PERRAULT: We need to partner with research specialists, such as Dr. Fung, with other industry partners who are seeing the trends and threats as they happen to their networks … We [the CRTC] don’t have that … immediate view, or real-time view, of the situation.
So partnering is going to be paramount [for] organizations like the National Cyber-Forensics Training Alliance Canada and its sister organization in the U.S. … [We need] these non-profit organizations, that bring together academia, industry, law enforcement, government, etc., to tackle cybercrime.
Institutionalized learning
With a background in private enterprise and academia, Fung echoes Perrault’s appreciation of partnerships — and can’t resist plugging one of the nation’s foremost centres for cyber security.

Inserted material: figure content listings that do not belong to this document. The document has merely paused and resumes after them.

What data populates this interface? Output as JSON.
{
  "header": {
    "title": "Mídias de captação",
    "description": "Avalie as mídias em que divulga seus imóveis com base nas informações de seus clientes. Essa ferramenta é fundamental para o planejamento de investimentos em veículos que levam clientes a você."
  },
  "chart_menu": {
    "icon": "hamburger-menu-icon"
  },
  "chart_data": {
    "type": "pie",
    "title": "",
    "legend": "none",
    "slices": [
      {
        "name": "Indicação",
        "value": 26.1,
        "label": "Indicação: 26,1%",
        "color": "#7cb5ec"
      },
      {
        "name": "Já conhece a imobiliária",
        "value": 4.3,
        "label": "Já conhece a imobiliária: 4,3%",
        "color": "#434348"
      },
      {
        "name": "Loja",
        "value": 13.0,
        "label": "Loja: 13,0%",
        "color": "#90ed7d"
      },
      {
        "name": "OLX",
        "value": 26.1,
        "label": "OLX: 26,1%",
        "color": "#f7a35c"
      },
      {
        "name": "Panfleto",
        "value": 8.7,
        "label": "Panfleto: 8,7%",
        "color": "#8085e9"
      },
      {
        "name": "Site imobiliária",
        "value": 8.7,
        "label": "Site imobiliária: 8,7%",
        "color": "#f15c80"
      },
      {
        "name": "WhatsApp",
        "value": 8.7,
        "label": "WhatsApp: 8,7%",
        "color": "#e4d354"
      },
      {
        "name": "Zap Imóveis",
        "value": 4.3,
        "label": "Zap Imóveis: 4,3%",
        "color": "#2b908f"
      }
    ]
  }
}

FUNG: Training is one of the primary objectives of … [the] Concordia Institute for Information Systems Engineering. We have a specialized master’s program in Information Systems Security, which is organized by six faculty members with different security backgrounds, from cyber forensics to privacy protections, from network system security to cryptography.
An assistant professor at the Concordia Institute for Information Systems Engineering (CIISE) and a research scientist of the National Cyber-Forensics and Training Alliance Canada, Fung has a PhD in computing science from Simon Fraser University. He has more than 40 publications on data mining, privacy protection, cyber forensics and web services to his credit, and his research has attracted support from the Natural Sciences and Engineering Research Council of Canada, Defence Research and Development Canada, and Le Fonds québécois de la recherche sur la nature et les technologies. A licensed software engineer, Fung is currently affiliated with the Computer Security Lab at CIISE.
Director of the Electronic Commerce Enforcement Division at the Canadian Radio-television Telecommunications Commission (CRTC), Perrault is responsible for ensuring compliance with Canada’s new anti-spam legislation (Bill C-28). Prior to joining the CRTC, Perrault was executive director of the National Cyber-Forensics and Training Alliance Canada and a computer forensics officer in the electronic evidence unit of the Competition Bureau, which is an independent Canadian law enforcement agency. She has more than 20 years experience in forensics and policy development.